Sheriff Joe Arpaio, birther extraordinaire
Matt York/AP
Now, no doubt Arpaio is in part engaged in some tit-for-tat.  He's under federal indictment for racial profiling of Latinos in his campaign against undocumented immigration.  So he once again hauls out the tired accusation that Obama is not really an American and therefore not our legitimate President.  I suppose we could see Arapio as just keeping up an old American tradition of nativism that has been around since Ben Franklin's whine back in 1751 about all those "alien" and "swarthy" Germans (I've been called many things, but I don't think "swarthy" was one of them).

But we can also consider this in the context of a broader effort to restrict the number of people entitled to be American: the anti-immigrant and so-called "self-deportation" legislation in states such as Arizona and Alabama, or new voter photo ID laws  in ten states that make it more difficult for poorer and otherwise marginalized citizens to vote, or even register to vote.  I could even mention the Obama administration's decision to justify the execution of American citizens deemed guilty of terrorism, without due process of law.

I'd say our country is in the middle of an existential morass in which we have tremendous disagreements over how we identify Americans, who gets to be an American, and what being an American really means under the law.

Former NH Governor and Romney ally, John Sununu
Denis Poroy/AP
So it's no surprise that John Sununu, instead of sticking to a critique of Obama administration policies, resorted to a complaint about the president's lack of Americanness.  As if there were one proper way to be American--a common note, but still a hypocritical one in a country that touts its pluralism.

Sununu later tried to explain what he really meant: "What I thought I said but guess I didn't say is that the president has to learn the American formula for creating business," meaning that the private sector is supposed to do it, thus adding jobs, not government.

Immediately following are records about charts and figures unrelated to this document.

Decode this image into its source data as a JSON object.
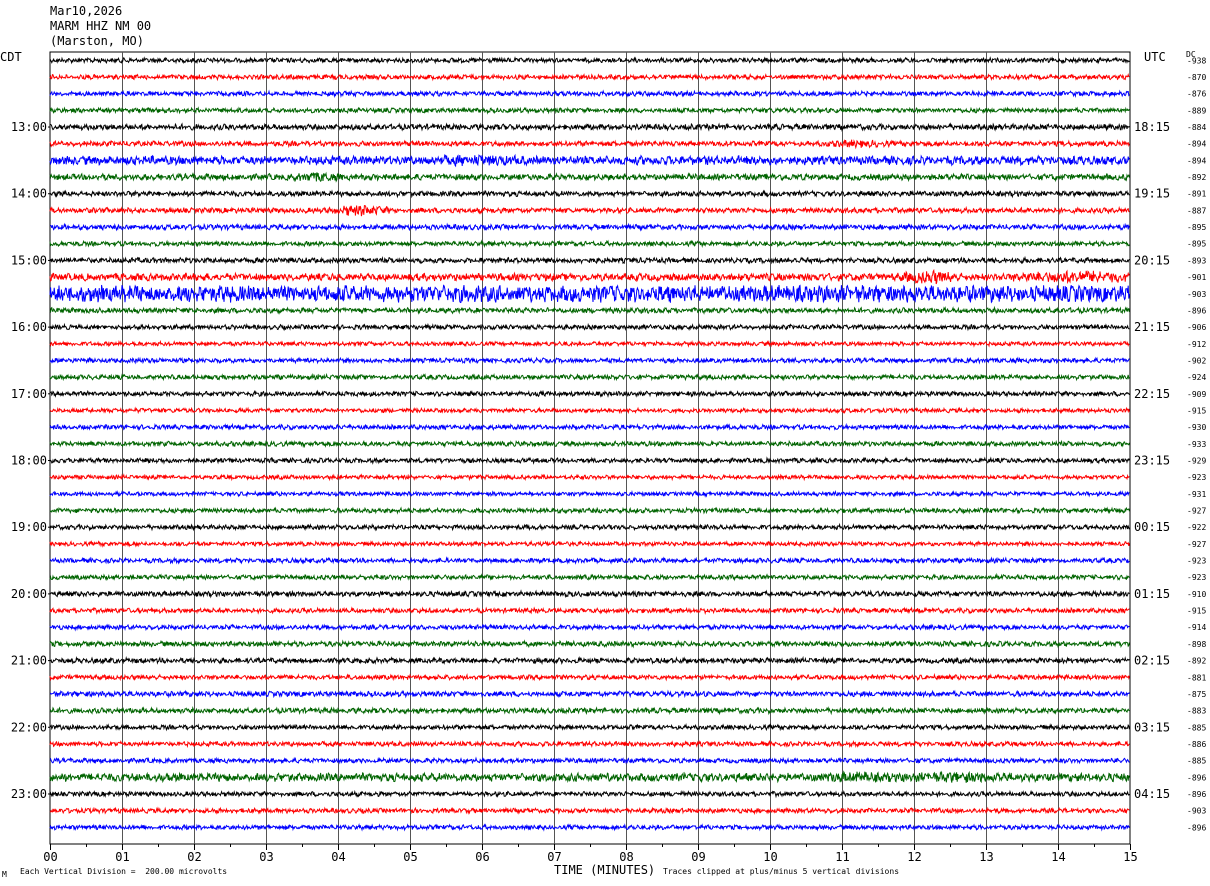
{
  "header": {
    "date": "Mar10,2026",
    "station": "MARM HHZ NM 00",
    "location": "(Marston, MO)"
  },
  "left_zone": "CDT",
  "right_zone": "UTC",
  "dc_label": "DC",
  "footer": {
    "corner_mark": "M",
    "scale_note": "Each Vertical Division =  200.00 microvolts",
    "xlabel": "TIME (MINUTES)",
    "clip_note": "Traces clipped at plus/minus 5 vertical divisions"
  },
  "colors": {
    "black": "#000000",
    "red": "#ff0000",
    "blue": "#0000ff",
    "green": "#006400",
    "grid": "#000000"
  },
  "chart_data": {
    "type": "line",
    "title": "",
    "xlabel": "TIME (MINUTES)",
    "xlim": [
      0,
      15
    ],
    "xticks": [
      "00",
      "01",
      "02",
      "03",
      "04",
      "05",
      "06",
      "07",
      "08",
      "09",
      "10",
      "11",
      "12",
      "13",
      "14",
      "15"
    ],
    "row_minutes": 15,
    "color_cycle": [
      "black",
      "red",
      "blue",
      "green"
    ],
    "left_hour_labels": [
      "13:00",
      "14:00",
      "15:00",
      "16:00",
      "17:00",
      "18:00",
      "19:00",
      "20:00",
      "21:00",
      "22:00",
      "23:00"
    ],
    "right_hour_labels": [
      "18:15",
      "19:15",
      "20:15",
      "21:15",
      "22:15",
      "23:15",
      "00:15",
      "01:15",
      "02:15",
      "03:15",
      "04:15"
    ],
    "dc_offsets": [
      -938,
      -870,
      -876,
      -889,
      -884,
      -894,
      -894,
      -892,
      -891,
      -887,
      -895,
      -895,
      -893,
      -901,
      -903,
      -896,
      -906,
      -912,
      -902,
      -924,
      -909,
      -915,
      -930,
      -933,
      -929,
      -923,
      -931,
      -927,
      -922,
      -927,
      -923,
      -923,
      -910,
      -915,
      -914,
      -898,
      -892,
      -881,
      -875,
      -883,
      -885,
      -886,
      -885,
      -896,
      -896,
      -903,
      -896
    ],
    "amplitudes": [
      0.9,
      0.9,
      0.9,
      0.9,
      1.1,
      1.0,
      1.7,
      1.2,
      1.0,
      1.0,
      1.0,
      0.9,
      1.0,
      1.4,
      3.2,
      1.0,
      0.9,
      0.8,
      0.9,
      0.9,
      0.9,
      0.8,
      0.9,
      0.9,
      0.9,
      0.8,
      0.8,
      0.9,
      0.9,
      0.8,
      0.9,
      0.9,
      1.0,
      0.9,
      0.9,
      1.0,
      1.0,
      0.9,
      1.0,
      1.0,
      0.9,
      0.9,
      0.9,
      1.6,
      0.9,
      0.9,
      0.9
    ],
    "events": [
      {
        "row": 5,
        "minute": 11.2,
        "width": 0.6,
        "gain": 1.6
      },
      {
        "row": 6,
        "minute": 5.9,
        "width": 0.7,
        "gain": 2.4
      },
      {
        "row": 7,
        "minute": 3.7,
        "width": 0.4,
        "gain": 2.2
      },
      {
        "row": 9,
        "minute": 4.3,
        "width": 0.5,
        "gain": 2.4
      },
      {
        "row": 13,
        "minute": 12.2,
        "width": 0.5,
        "gain": 3.0
      },
      {
        "row": 13,
        "minute": 14.3,
        "width": 1.2,
        "gain": 2.6
      },
      {
        "row": 14,
        "minute": 2.2,
        "width": 2.5,
        "gain": 1.5
      },
      {
        "row": 43,
        "minute": 11.2,
        "width": 0.6,
        "gain": 2.2
      },
      {
        "row": 43,
        "minute": 12.6,
        "width": 1.0,
        "gain": 2.2
      }
    ]
  }
}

Really?  New Deal policies that put people to work were devised by people who hadn't learned to be American?  So all those defense contractors and road construction companies in the Eisenhower era didn't do it the American way?  Absurd, and there's still the implication of Sununu's remark--if his ally Romney's policy stances are truly American, then those of us who disagree with them are what?  You guessed it, and I suppose Congress had better revive its Committee on Un-American Activities to safeguard the nation.